There are several debates and opposing theories because these computational methods are very new. Francisco Pereira, the National Institute of Mental Health‘s director of machine learning, told me that there is no reason why the representation you learn from language models must have anything to do with how the brain interprets a sentence. However, it doesn’t follow that a relationship cannot exist; there are other ways to determine whether one does. Even though AI algorithms aren’t exact replicas of the brain, they are effective research tools because, unlike the brain, they can be dissected, scrutinized, and altered practically infinitely. For instance, to determine what those particular clusters of neurons do, cognitive scientists can test how different types of sentences elicit different types of brain responses and attempt to predict the responses of targeted brain regions. “And then step into territory that is unknown,” said Greta Tuckute, an expert on the relationship between the brain and language at MIT.

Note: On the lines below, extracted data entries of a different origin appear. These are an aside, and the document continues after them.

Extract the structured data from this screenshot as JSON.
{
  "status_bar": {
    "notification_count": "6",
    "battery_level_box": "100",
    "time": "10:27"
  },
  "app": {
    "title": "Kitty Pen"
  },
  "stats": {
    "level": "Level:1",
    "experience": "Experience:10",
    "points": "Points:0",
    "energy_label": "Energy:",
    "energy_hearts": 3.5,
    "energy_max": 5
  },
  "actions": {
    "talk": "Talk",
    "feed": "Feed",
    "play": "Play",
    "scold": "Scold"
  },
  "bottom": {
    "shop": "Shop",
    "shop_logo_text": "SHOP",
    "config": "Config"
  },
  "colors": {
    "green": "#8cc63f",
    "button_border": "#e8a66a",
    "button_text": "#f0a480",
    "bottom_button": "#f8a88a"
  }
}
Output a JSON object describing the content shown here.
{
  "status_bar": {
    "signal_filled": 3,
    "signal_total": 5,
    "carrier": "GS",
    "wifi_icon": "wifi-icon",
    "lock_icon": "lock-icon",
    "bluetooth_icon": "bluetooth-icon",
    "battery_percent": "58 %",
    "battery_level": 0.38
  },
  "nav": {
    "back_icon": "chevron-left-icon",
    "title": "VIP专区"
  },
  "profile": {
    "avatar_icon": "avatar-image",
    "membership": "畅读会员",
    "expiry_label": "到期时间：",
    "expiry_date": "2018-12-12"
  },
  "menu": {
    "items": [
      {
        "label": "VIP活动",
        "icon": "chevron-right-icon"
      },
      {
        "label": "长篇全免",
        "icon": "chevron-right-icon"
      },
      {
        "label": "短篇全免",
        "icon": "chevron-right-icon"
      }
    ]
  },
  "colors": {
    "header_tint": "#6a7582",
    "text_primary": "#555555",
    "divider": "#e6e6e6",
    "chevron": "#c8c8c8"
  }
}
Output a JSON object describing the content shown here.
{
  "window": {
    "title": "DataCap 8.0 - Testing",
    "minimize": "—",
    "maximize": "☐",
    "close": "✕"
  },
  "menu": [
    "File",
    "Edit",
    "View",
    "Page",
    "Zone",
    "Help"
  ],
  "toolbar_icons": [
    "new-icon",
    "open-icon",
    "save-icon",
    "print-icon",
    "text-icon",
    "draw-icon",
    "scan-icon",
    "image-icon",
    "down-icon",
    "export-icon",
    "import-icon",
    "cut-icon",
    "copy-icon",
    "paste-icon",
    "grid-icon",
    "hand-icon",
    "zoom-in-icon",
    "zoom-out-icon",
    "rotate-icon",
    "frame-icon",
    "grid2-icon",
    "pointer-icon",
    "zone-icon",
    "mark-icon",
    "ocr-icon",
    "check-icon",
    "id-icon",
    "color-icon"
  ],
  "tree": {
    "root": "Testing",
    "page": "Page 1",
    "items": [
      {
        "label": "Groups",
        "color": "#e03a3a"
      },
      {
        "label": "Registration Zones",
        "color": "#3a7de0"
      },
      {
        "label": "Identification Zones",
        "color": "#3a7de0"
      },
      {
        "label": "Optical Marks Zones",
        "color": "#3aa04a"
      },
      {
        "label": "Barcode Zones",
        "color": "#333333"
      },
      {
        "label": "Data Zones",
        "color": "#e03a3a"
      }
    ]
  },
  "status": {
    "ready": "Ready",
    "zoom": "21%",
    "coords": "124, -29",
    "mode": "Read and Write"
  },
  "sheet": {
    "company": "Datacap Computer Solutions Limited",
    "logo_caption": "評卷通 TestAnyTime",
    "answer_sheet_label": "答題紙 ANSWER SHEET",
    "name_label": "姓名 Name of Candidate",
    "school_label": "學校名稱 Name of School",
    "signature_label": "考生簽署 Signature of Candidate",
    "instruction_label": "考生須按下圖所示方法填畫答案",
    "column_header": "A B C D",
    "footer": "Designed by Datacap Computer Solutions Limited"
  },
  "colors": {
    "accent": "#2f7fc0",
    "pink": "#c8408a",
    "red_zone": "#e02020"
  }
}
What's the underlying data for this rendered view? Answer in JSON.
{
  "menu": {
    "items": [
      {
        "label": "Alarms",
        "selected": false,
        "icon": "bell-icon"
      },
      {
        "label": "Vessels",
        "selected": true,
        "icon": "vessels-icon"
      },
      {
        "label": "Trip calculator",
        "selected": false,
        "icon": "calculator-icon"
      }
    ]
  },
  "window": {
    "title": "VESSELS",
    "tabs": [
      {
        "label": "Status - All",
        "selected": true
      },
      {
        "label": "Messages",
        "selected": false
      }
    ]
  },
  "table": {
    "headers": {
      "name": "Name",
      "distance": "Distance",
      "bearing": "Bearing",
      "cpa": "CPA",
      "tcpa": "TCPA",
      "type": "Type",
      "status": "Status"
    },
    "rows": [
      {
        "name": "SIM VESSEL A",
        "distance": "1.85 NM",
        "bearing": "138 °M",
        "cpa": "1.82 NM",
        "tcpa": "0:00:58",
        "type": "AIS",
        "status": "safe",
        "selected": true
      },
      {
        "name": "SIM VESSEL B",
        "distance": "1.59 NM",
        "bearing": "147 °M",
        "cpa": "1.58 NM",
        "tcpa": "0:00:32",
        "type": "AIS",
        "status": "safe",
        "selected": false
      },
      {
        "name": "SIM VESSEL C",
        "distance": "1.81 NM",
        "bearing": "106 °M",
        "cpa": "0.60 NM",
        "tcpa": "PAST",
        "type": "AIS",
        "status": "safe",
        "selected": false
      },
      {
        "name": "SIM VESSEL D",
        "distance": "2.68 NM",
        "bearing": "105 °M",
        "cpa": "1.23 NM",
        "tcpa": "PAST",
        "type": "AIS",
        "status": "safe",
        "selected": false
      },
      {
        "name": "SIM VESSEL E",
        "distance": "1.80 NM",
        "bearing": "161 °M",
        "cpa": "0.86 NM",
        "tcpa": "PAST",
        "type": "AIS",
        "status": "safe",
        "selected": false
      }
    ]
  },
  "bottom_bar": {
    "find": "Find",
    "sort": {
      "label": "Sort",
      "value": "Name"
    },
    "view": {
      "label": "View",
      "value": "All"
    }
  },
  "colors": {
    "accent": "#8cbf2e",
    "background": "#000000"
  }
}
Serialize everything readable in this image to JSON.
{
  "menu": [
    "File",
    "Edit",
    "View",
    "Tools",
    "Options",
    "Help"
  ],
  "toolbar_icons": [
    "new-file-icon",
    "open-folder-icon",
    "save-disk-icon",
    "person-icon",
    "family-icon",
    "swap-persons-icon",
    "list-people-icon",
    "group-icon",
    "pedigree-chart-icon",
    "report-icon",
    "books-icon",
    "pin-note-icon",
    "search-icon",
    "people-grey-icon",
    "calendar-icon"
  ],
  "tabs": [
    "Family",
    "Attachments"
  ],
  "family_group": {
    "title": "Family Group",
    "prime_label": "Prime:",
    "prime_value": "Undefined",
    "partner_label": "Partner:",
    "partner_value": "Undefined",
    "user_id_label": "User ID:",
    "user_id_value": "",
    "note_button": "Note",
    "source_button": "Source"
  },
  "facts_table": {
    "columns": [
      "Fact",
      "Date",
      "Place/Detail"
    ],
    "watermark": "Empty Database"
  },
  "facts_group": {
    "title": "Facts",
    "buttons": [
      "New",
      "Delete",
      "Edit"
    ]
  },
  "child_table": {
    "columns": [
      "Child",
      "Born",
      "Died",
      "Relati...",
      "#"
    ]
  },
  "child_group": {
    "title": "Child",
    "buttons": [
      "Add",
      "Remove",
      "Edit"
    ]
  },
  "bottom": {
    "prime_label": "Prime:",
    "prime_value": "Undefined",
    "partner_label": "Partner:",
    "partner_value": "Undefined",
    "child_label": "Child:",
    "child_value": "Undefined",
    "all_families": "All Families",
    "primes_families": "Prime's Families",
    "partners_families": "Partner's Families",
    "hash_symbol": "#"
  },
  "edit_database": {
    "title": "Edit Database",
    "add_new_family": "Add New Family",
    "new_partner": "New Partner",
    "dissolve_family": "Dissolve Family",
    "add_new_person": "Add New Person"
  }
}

For the time being, AI might not be useful for precisely replicating that uncharted neural terrain, but rather for creating heuristics for doing so. According to Anna Ivanova, a cognitive scientist at MIT, “If you have a map that reproduces every little detail of the world, the map is useless because it is the same size as the world.” She was quoting a classic Borges story. “Therefore, abstraction is required.” Scientists are starting to map the linguistic geography of the brain by defining and evaluating what to keep and discard—picking among streets, landmarks, and buildings, then evaluating how useful the resulting map is.